Orla Carty tells us why you should believe in the cliché.
We’ve all heard the clichés. Travel and find yourself, blah, blah, blah. We’re all aware that the place we live in is only a tiny portion of the world. I’ve lived in Galway since I was eight. Primary school, secondary school, university… it’s all been in this pocket of the West of Ireland. The same people that came over to play Bratz with me now sit a few rows down while I study for my degree. Last year, after I heard that I was unable to travel abroad with my course as I’d been planning to, I started to feel trapped in this bubble. Apart from tourists, there’s no one I could meet here that doesn’t know my cousin, or my brother, or my neighbour, or the girl who gives me notes when I miss my seminar.
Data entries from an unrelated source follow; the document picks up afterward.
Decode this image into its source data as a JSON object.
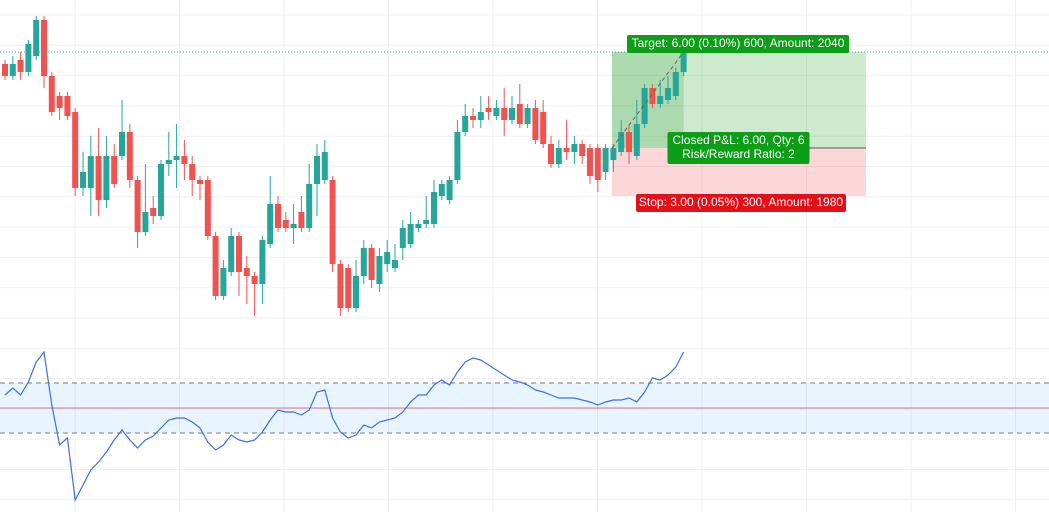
{
  "chart_data": {
    "type": "candlestick",
    "up_color": "#26a69a",
    "down_color": "#ef5350",
    "ylim": [
      5987.5,
      6009.25
    ],
    "ohlc": [
      [
        6005.25,
        6005.5,
        6004.25,
        6004.5
      ],
      [
        6004.5,
        6005.75,
        6004.25,
        6005.25
      ],
      [
        6005.5,
        6006,
        6004.25,
        6004.75
      ],
      [
        6004.75,
        6006.75,
        6004.5,
        6006.5
      ],
      [
        6005.75,
        6008.25,
        6005.5,
        6008
      ],
      [
        6008,
        6008.25,
        6003.75,
        6004.5
      ],
      [
        6004.5,
        6004.75,
        6002,
        6002.25
      ],
      [
        6003.25,
        6003.5,
        6001.75,
        6002.5
      ],
      [
        6003.25,
        6003.5,
        6001.75,
        6002
      ],
      [
        6002.25,
        6002.5,
        5997,
        5997.5
      ],
      [
        5997.5,
        5999.75,
        5997,
        5998.5
      ],
      [
        5997.5,
        6000.75,
        5995.75,
        5999.5
      ],
      [
        5999.5,
        6001.25,
        5995.75,
        5996.75
      ],
      [
        5996.75,
        6000.75,
        5996.25,
        5999.5
      ],
      [
        5999.5,
        6000.25,
        5997.5,
        5997.75
      ],
      [
        5999.5,
        6003,
        5999.25,
        6001
      ],
      [
        6001,
        6001.5,
        5997.5,
        5998
      ],
      [
        5998,
        5998.25,
        5993.75,
        5994.75
      ],
      [
        5994.75,
        5999,
        5994.5,
        5996
      ],
      [
        5996.25,
        5997,
        5995.25,
        5995.75
      ],
      [
        5995.75,
        5999.25,
        5995.5,
        5999
      ],
      [
        5999,
        6001,
        5998.25,
        5999.25
      ],
      [
        5999.25,
        6001.5,
        5997.5,
        5999.5
      ],
      [
        5999.5,
        6000.5,
        5998,
        5999
      ],
      [
        5999,
        5999.5,
        5997,
        5998
      ],
      [
        5998,
        5998.25,
        5996.75,
        5997.75
      ],
      [
        5998,
        5998.25,
        5994.25,
        5994.5
      ],
      [
        5994.5,
        5994.75,
        5990.5,
        5990.75
      ],
      [
        5990.75,
        5993,
        5990.5,
        5992.5
      ],
      [
        5992.25,
        5995,
        5992,
        5994.5
      ],
      [
        5994.5,
        5994.75,
        5990.75,
        5992.25
      ],
      [
        5992.5,
        5993.25,
        5990.25,
        5992
      ],
      [
        5992,
        5992.25,
        5989.5,
        5991.5
      ],
      [
        5991.5,
        5994.5,
        5990.25,
        5994.25
      ],
      [
        5994,
        5998.25,
        5993.75,
        5996.5
      ],
      [
        5996.5,
        5997,
        5994.75,
        5995
      ],
      [
        5995.5,
        5996,
        5994.75,
        5995
      ],
      [
        5995,
        5996.5,
        5994,
        5995.25
      ],
      [
        5996,
        5997,
        5994.75,
        5995
      ],
      [
        5995,
        5999,
        5994.75,
        5997.75
      ],
      [
        5997.75,
        6000.25,
        5995.75,
        5999.5
      ],
      [
        5998,
        6000.5,
        5997.75,
        5999.75
      ],
      [
        5998,
        5998.25,
        5992.25,
        5992.75
      ],
      [
        5992.75,
        5993,
        5989.5,
        5990
      ],
      [
        5992.5,
        5992.75,
        5989.75,
        5990
      ],
      [
        5990,
        5993,
        5989.75,
        5992
      ],
      [
        5992,
        5994.25,
        5991.5,
        5993.75
      ],
      [
        5993.75,
        5994,
        5991.25,
        5991.75
      ],
      [
        5991.5,
        5993.75,
        5991,
        5993.25
      ],
      [
        5992.75,
        5994.25,
        5992.25,
        5993.5
      ],
      [
        5992.5,
        5994,
        5992.25,
        5993
      ],
      [
        5993.75,
        5995.5,
        5993,
        5995
      ],
      [
        5994,
        5996,
        5993.75,
        5995.25
      ],
      [
        5995,
        5995.5,
        5994.75,
        5995.25
      ],
      [
        5995.25,
        5997,
        5995,
        5995.5
      ],
      [
        5995.25,
        5998,
        5995,
        5997.25
      ],
      [
        5997,
        5998,
        5996.75,
        5997.75
      ],
      [
        5996.75,
        5998.25,
        5996.5,
        5998
      ],
      [
        5998,
        6001.75,
        5997.75,
        6001
      ],
      [
        6001,
        6002.75,
        6000.75,
        6002
      ],
      [
        6002,
        6002.5,
        6001.25,
        6001.75
      ],
      [
        6001.75,
        6003.25,
        6001.25,
        6002.25
      ],
      [
        6002.5,
        6003.25,
        6001.75,
        6002.25
      ],
      [
        6002,
        6003,
        6001.75,
        6002.5
      ],
      [
        6002.5,
        6003.75,
        6000.75,
        6001.75
      ],
      [
        6001.75,
        6003.25,
        6001.5,
        6002.5
      ],
      [
        6002.75,
        6004,
        6001.25,
        6001.5
      ],
      [
        6001.5,
        6002.75,
        6001.25,
        6002.5
      ],
      [
        6002.5,
        6003,
        6000.25,
        6000.5
      ],
      [
        6002.25,
        6003,
        6000,
        6000.25
      ],
      [
        6000.25,
        6000.75,
        5998.75,
        5999
      ],
      [
        5999,
        6000.5,
        5998.75,
        6000
      ],
      [
        6000,
        6001.75,
        5999.25,
        5999.75
      ],
      [
        5999.75,
        6000.75,
        5999,
        6000.25
      ],
      [
        6000.25,
        6000.5,
        5999,
        5999.5
      ],
      [
        6000,
        6000.25,
        5997.75,
        5998.25
      ],
      [
        6000,
        6000.25,
        5997.25,
        5998
      ],
      [
        5998.5,
        6000.25,
        5998,
        6000
      ],
      [
        5999.25,
        6000.25,
        5998.5,
        6000
      ],
      [
        5999.75,
        6001.75,
        5999.5,
        6001
      ],
      [
        6001,
        6001.5,
        5999,
        5999.75
      ],
      [
        5999.5,
        6003,
        5999.25,
        6001.5
      ],
      [
        6001.5,
        6004,
        6001.25,
        6003.75
      ],
      [
        6003.75,
        6004,
        6002.5,
        6002.75
      ],
      [
        6002.75,
        6004.25,
        6002.5,
        6003.25
      ],
      [
        6003,
        6004.5,
        6002.75,
        6003.75
      ],
      [
        6003.25,
        6005,
        6003,
        6004.75
      ],
      [
        6004.75,
        6006.25,
        6004.5,
        6006
      ]
    ],
    "position": {
      "entry": 6000,
      "target": 6006,
      "stop": 5997,
      "target_label": "Target: 6.00 (0.10%) 600, Amount: 2040",
      "pnl_label": "Closed P&L: 6.00, Qty: 6",
      "ratio_label": "Risk/Reward Ratio: 2",
      "stop_label": "Stop: 3.00 (0.05%) 300, Amount: 1980",
      "target_color": "#4caf50",
      "stop_color": "#f23645"
    },
    "rsi": {
      "type": "line",
      "color": "#3d6fe0",
      "ylim": [
        8.4,
        77.2
      ],
      "levels": [
        60,
        50,
        40
      ],
      "values": [
        55.2,
        58,
        55.2,
        60.4,
        68.4,
        72.4,
        51.2,
        35.2,
        38,
        13.2,
        19.2,
        25.2,
        28.4,
        32.4,
        37.2,
        41.2,
        37.2,
        34,
        37.2,
        38.8,
        42,
        45.2,
        46,
        46,
        44.4,
        42,
        36.4,
        33.2,
        35.2,
        39.2,
        37.2,
        36.4,
        37.2,
        40.4,
        45.2,
        49.2,
        48.4,
        48.4,
        47.2,
        49.2,
        56.4,
        57.2,
        46,
        40.4,
        38,
        39.2,
        43.2,
        42,
        44.4,
        45.2,
        46,
        48.4,
        52.4,
        55.2,
        55.2,
        59.2,
        61.2,
        59.2,
        64.4,
        68.4,
        70,
        69.2,
        67.2,
        65.2,
        63.2,
        61.2,
        60.4,
        59.2,
        57.2,
        56.4,
        55.2,
        54,
        54,
        54,
        53.2,
        52.4,
        51.2,
        52.4,
        53.2,
        53.2,
        54,
        52.4,
        56.4,
        62,
        61.2,
        63.2,
        66.4,
        72.4
      ]
    }
  }
}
I knew I needed an out – even just for a while.
 
I spent almost two months away over summer, which, in the grand scheme of things, isn’t long really. I frist went to Benicassim festival with my friends, then onto Lisbon, Portugal, by myself to work in a hostel. Still new to being away, I went with crutches, in that I’d already stayed in the exact place I would be working a year before, and I went to Beni first so that I could look forward to that in the lead-up before going.
 
I thought I would feel refreshed from the experience. I would meet new people who knew nothing about me. I’d heard all the regular things; that you meet people who change your life and perception, and I wanted that too – but I don’t think I really expected to get it. Mainly, I just looked forward to some sun.
 
Cutting yourself off from your regular life is the strangest thing. The friends I’d had for years, who I hadn’t realised I’d leaned on so much, suddenly left my back bare. When I was thrust into a new work environment I didn’t have my parents to ask about how I should approach certain situations. When something bad happened I wasn’t able to hide away in my bedroom, reading my books or watching Netflix. Depending on where you travel and who you go with, you may be able to do some of these things - but not in my case. Somehow, I was surrounded by people – working and living with the same ten, meeting almost fifty new tourists a day – but also completely alone. There were days when this overwhelmed me, especially at the start. Everyone seemed so much older than me – funnier, more confident, louder, and more mature. Irish people are so subtle in how we behave. Everything was heightened and intense, and I didn’t know how I would keep up with it.
 
But I didn’t have to. What I realised as time went on was that everyone felt as insecure as I did at first. I found a place amongst the craziness, where I could be the same person I always am, but more confident. I found that I had as loud a voice as any of the others and that I deserved to sit among them. They didn’t care about any of my differences, and I found myself embracing them.
 
In short, I’ve never felt so relaxed as I did in those six weeks. Life as an Irish student can be stressful, full of insecurities and overthinking. There, I was free. 
 
Coming back didn’t get rid of these qualities. The numbing freedom definitely ebbed away, and real life kicked in. But the parts of me that developed abroad haven’t left either. I have more of a backbone than before. I can let drama fly above me without getting involved. I don’t even get FOMO anymore. Sometimes I feel myself fading, going back to the way I was, but when I think about that time I snap right back.
 
Travelling completely changed my way of thinking, and being. I can’t recommend it enough to anyone. I certainly plan on taking proper road-trips and actually going to different continents. I can’t emphasise how important I think it is take the opportunity to do it while you’re young. Not only does it allow you the time to do it, before life gets you settled with a career and a family. It also enables you to capture ways that can uplift you as a person, and carry them through life. I really believe it makes you both happier and wiser.